--------------------------------------------------------------------------------
QUERY WAYBACK MACHINE
--------------------------------------------------------------------------------

Add URLS to file domains.txt

testphp.vulnweb.com
demo.testfire.net
juice-shop.herokuapp.com

--------------------------------------------------------------------------------
QUERY WAYBACK MACHINE
--------------------------------------------------------------------------------

# Single domain — quick test
waybackurls example.com > wayback_raw.txt

# Multiple domains from domains.txt — with rate limiting
while read -r domain; do
    echo "[*] Fetching: $domain"
    waybackurls "$domain" >> wayback_raw.txt
    sleep 0.5   # be polite to the archive APIs
done < domains.txt

echo "[✓] Total lines collected: $(wc -l < wayback_raw.txt)"

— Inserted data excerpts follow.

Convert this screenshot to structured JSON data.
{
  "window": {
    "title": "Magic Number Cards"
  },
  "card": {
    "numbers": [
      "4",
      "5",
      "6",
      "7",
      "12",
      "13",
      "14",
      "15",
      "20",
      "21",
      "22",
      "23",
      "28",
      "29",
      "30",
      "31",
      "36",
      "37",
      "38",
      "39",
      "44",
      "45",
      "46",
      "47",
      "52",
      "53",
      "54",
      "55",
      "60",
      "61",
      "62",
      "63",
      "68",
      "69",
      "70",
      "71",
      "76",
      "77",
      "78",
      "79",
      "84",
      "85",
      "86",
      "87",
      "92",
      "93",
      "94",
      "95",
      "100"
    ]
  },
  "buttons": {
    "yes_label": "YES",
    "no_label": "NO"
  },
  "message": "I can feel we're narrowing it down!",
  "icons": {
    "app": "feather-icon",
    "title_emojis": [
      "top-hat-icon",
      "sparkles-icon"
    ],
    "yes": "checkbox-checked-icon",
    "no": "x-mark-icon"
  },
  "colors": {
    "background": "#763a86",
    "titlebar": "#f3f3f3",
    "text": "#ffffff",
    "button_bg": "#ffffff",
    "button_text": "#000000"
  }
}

--------------------------------------------------------------------------------
CLEAN INITIAL LIST
--------------------------------------------------------------------------------

sort -u wayback_raw.txt \
  | grep -E '^https?://' \
  | sed 's/#.*$//' \
  | sed 's:/$::' \
  > wayback_clean.txt

echo "[✓] Unique clean URLs: $(wc -l < wayback_clean.txt)"

--------------------------------------------------------------------------------
LOOK FOR POTENTIALLY SENSITIVE DATA
--------------------------------------------------------------------------------

pattern='/(login|admin|wp-login|wp-admin|register|api|wp-json|xmlrpc|uploads|backup|\.env|phpmyadmin|config|\.git|\.svn|dashboard|console)'
grep -iE "$pattern" wayback_clean.txt | sort -u > sensitive_paths.txt

# Also catch credential-like patterns embedded in query strings
grep -iE '(api[_-]?key|token|secret|password|passwd|auth|credential)' \
  wayback_clean.txt > potential_secrets.txt

echo "[✓] Sensitive paths  : $(wc -l < sensitive_paths.txt)"
echo "[✓] Potential secrets: $(wc -l < potential_secrets.txt)"

--------------------------------------------------------------------------------
LOOK FOR URLS WITH PARAMETERS (POTENTIAL VULNERABILITIES)
--------------------------------------------------------------------------------

grep '\?' wayback_clean.txt | sort -u > urls_with_params.txt

echo "[✓] URLs with parameters: $(wc -l < urls_with_params.txt)"


--------------------------------------------------------------------------------
SEARCH URLS THAT MAY BE WEAK AGAINST SPECIFIC VULNERABILITIES
--------------------------------------------------------------------------------

# 🔴 XSS — parameters that are likely reflected in the page output
cat wayback_clean.txt | gf xss > xss_candidates.txt

# 🟠 SQLi — parameters likely passed to a database query
cat wayback_clean.txt | gf sqli > sqli_candidates.txt

# 🟡 SSRF — parameters containing URLs (redirect targets, remote resources)
cat wayback_clean.txt | gf ssrf > ssrf_candidates.txt

# 🔵 Open Redirect — redirect / next / url parameters
cat wayback_clean.txt | gf redirect > redirect_candidates.txt

echo "XSS:       $(wc -l < xss_candidates.txt) candidates"
echo "SQLi:      $(wc -l < sqli_candidates.txt) candidates"
echo "SSRF:      $(wc -l < ssrf_candidates.txt) candidates"
echo "Redirect:  $(wc -l < redirect_candidates.txt) candidates"


httpx -l sensitive_paths.txt \
  -threads 1 -rate-limit 1 -silent \
  -silent -status-code -title \
  -o live_sensitive.txt

# Probe parameterised URLs
httpx -l urls_with_params.txt \
  -threads 1 -rate-limit 1 -silent \
  -silent -status-code -title \
  -o live_params.txt

echo "[✓] Live sensitive paths : $(wc -l < live_sensitive.txt)"
echo "[✓] Live parameterised   : $(wc -l < live_params.txt)"


nuclei -l live_sensitive.txt \
  -t exposures/ \
  -t misconfiguration/ \
  -t takeovers/ \
  -severity low,medium,high,critical \
  -o nuclei_results.txt